No disrespect but check with the actual source next time before you put something like that out there @WojYahooNBA
— Julius Randle (@J30_RANDLE) June 12, 2014
By most accounts, LeBron James was on vacation during the first few days of July. When asked about the free agency process yesterday by AP, he responded, “no complaints.” That is the only public statement he has issued on the process. Until a day or two ago he wasn’t even actually meeting with teams. In the meantime, however, the Sourcing Industrial Complex continued to grow.
Somebody desperately trying to become twitter famous “reports” that his “sources” (said person has no sources to report anything) told him that Nike bought every available billboard in Cleveland to announce James’ return, and for some reason all of Cleveland ran with the report, forcing actual reporter Marc Stein to quash it. A Cleveland talk radio host “reported” that Dan Gilbert was on his way to South Florida, and then had to backtrack and lash out at being proven wrong when Dan Gilbert tweeted that he was sitting in his backyard in Cleveland.
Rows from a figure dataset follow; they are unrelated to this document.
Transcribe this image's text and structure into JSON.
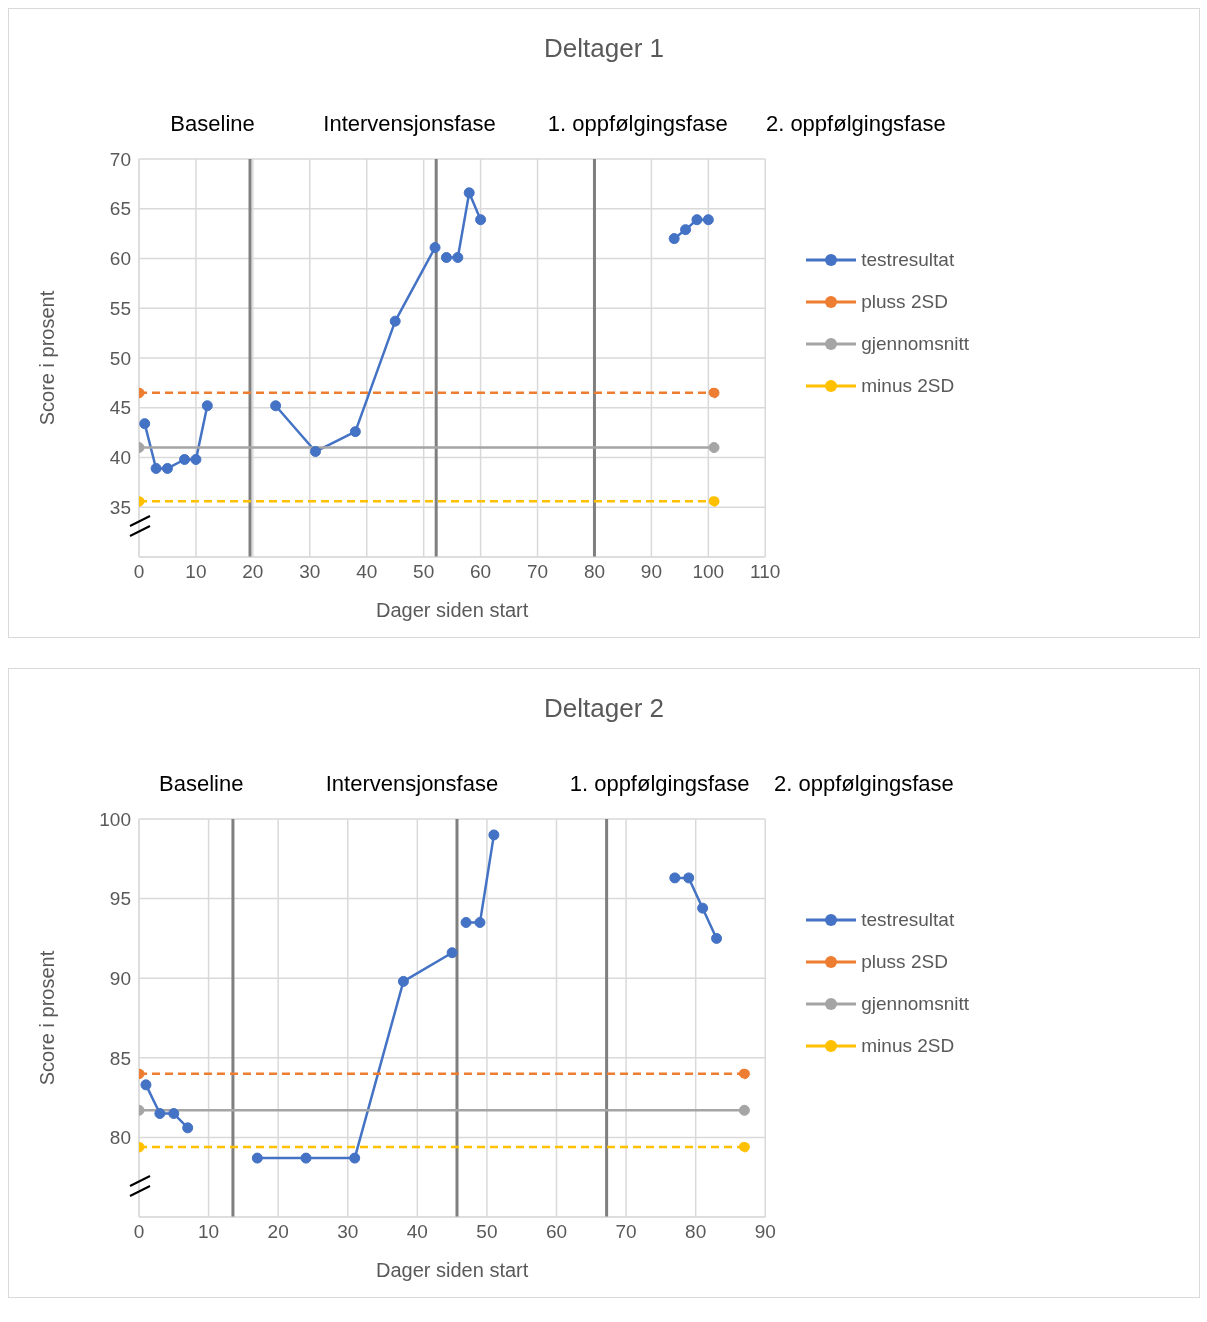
{
  "chart_data": [
    {
      "type": "line",
      "title": "Deltager 1",
      "xlabel": "Dager siden start",
      "ylabel": "Score i prosent",
      "annotations": [
        "Baseline",
        "Intervensjonsfase",
        "1. oppfølgingsfase",
        "2. oppfølgingsfase"
      ],
      "xlim": [
        0,
        110
      ],
      "xticks": [
        0,
        10,
        20,
        30,
        40,
        50,
        60,
        70,
        80,
        90,
        100,
        110
      ],
      "ylim": [
        30,
        70
      ],
      "yticks": [
        {
          "value": 30,
          "label": null
        },
        35,
        40,
        45,
        50,
        55,
        60,
        65,
        70
      ],
      "grid": true,
      "legend": "right",
      "marker": "circle",
      "ref_lines": [
        {
          "axis": "x",
          "value": 19.5,
          "color": "#7f7f7f"
        },
        {
          "axis": "x",
          "value": 52.2,
          "color": "#7f7f7f"
        },
        {
          "axis": "x",
          "value": 80,
          "color": "#7f7f7f"
        }
      ],
      "series": [
        {
          "name": "testresultat",
          "color": "#4472c4",
          "line_style": "solid",
          "x": [
            1,
            3,
            5,
            8,
            10,
            12,
            19.5,
            24,
            31,
            38,
            45,
            52,
            52.2,
            54,
            56,
            58,
            60,
            80,
            94,
            96,
            98,
            100
          ],
          "values": [
            43.4,
            38.9,
            38.9,
            39.8,
            39.8,
            45.2,
            null,
            45.2,
            40.6,
            42.6,
            53.7,
            61.1,
            null,
            60.1,
            60.1,
            66.6,
            63.9,
            null,
            62.0,
            62.9,
            63.9,
            63.9
          ]
        },
        {
          "name": "pluss 2SD",
          "color": "#ed7d31",
          "line_style": "dashed",
          "x": [
            0,
            101
          ],
          "values": [
            46.5,
            46.5
          ]
        },
        {
          "name": "gjennomsnitt",
          "color": "#a5a5a5",
          "line_style": "solid",
          "x": [
            0,
            101
          ],
          "values": [
            41.0,
            41.0
          ]
        },
        {
          "name": "minus 2SD",
          "color": "#ffc000",
          "line_style": "dashed",
          "x": [
            0,
            101
          ],
          "values": [
            35.6,
            35.6
          ]
        }
      ]
    },
    {
      "type": "line",
      "title": "Deltager 2",
      "xlabel": "Dager siden start",
      "ylabel": "Score i prosent",
      "annotations": [
        "Baseline",
        "Intervensjonsfase",
        "1. oppfølgingsfase",
        "2. oppfølgingsfase"
      ],
      "xlim": [
        0,
        90
      ],
      "xticks": [
        0,
        10,
        20,
        30,
        40,
        50,
        60,
        70,
        80,
        90
      ],
      "ylim": [
        75,
        100
      ],
      "yticks": [
        {
          "value": 75,
          "label": null
        },
        80,
        85,
        90,
        95,
        100
      ],
      "grid": true,
      "legend": "right",
      "marker": "circle",
      "ref_lines": [
        {
          "axis": "x",
          "value": 13.5,
          "color": "#7f7f7f"
        },
        {
          "axis": "x",
          "value": 45.7,
          "color": "#7f7f7f"
        },
        {
          "axis": "x",
          "value": 67.2,
          "color": "#7f7f7f"
        }
      ],
      "series": [
        {
          "name": "testresultat",
          "color": "#4472c4",
          "line_style": "solid",
          "x": [
            1,
            3,
            5,
            7,
            13.5,
            17,
            24,
            31,
            38,
            45,
            45.7,
            47,
            49,
            51,
            67.2,
            77,
            79,
            81,
            83
          ],
          "values": [
            83.3,
            81.5,
            81.5,
            80.6,
            null,
            78.7,
            78.7,
            78.7,
            89.8,
            91.6,
            null,
            93.5,
            93.5,
            99.0,
            null,
            96.3,
            96.3,
            94.4,
            92.5
          ]
        },
        {
          "name": "pluss 2SD",
          "color": "#ed7d31",
          "line_style": "dashed",
          "x": [
            0,
            87
          ],
          "values": [
            84.0,
            84.0
          ]
        },
        {
          "name": "gjennomsnitt",
          "color": "#a5a5a5",
          "line_style": "solid",
          "x": [
            0,
            87
          ],
          "values": [
            81.7,
            81.7
          ]
        },
        {
          "name": "minus 2SD",
          "color": "#ffc000",
          "line_style": "dashed",
          "x": [
            0,
            87
          ],
          "values": [
            79.4,
            79.4
          ]
        }
      ]
    }
  ]
}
Meanwhile, Carmelo Anthony has been travelling around the country meeting with the Knicks, Bulls, Rockets, Mavericks and Lakers. One of the factors that will determine which teams he signs is the reported desire of his wife to remain living in New York, and Anthony’s stated hesitance to uproot his son. The Anthony family is doing the same thing families all across the world do every single day, balancing careers, lifestyles, wants and needs of all family members and their economic situation in making decisions. Totally reasonable, right?
Wrong, you dolt. According to basketball fans, taking your wife’s desire into account when making a decision that is life-changing for both you and her means you are pussy whipped. Anthony is a bitch if he listens to his wife AND she’s a bitch for having the nerve to have an opinion on where she lives. Doesn’t she know her place is in the kitchen?
If you’re getting the sense that the stars can’t win, well you’re onto something. If they sign for a max contract, they will be pilloried for having hamstrung their teams’ ability to compete, what Zach Lowe calls “the NBA’s double standard of ‘sacrifice’.” If LeBron re-signs with Miami he will be tearing out Cavaliers fans’ hearts again; if he returns to Cleveland he will have twice left a team in the lurch. Either way one fan base will vehemently hate him and 28 others will dislike him.
The media-fan relationship is mostly a symbiotic one. Fans demand ever-more information about the free agency process, and reporters oblige them. Reporters need fans to click on and link to their stories, so they report every last small change in information. Nobody in these situations is the bad guy—except the idiots that make up reports and the “reporters” that are more megaphone than reporter—and nobody is behaving maliciously.
It’s just sad that the byproduct of perfectly understandable desires and motives of fans and reporters is a long, drawn out, two week killing of the reputations of the NBA’s stars.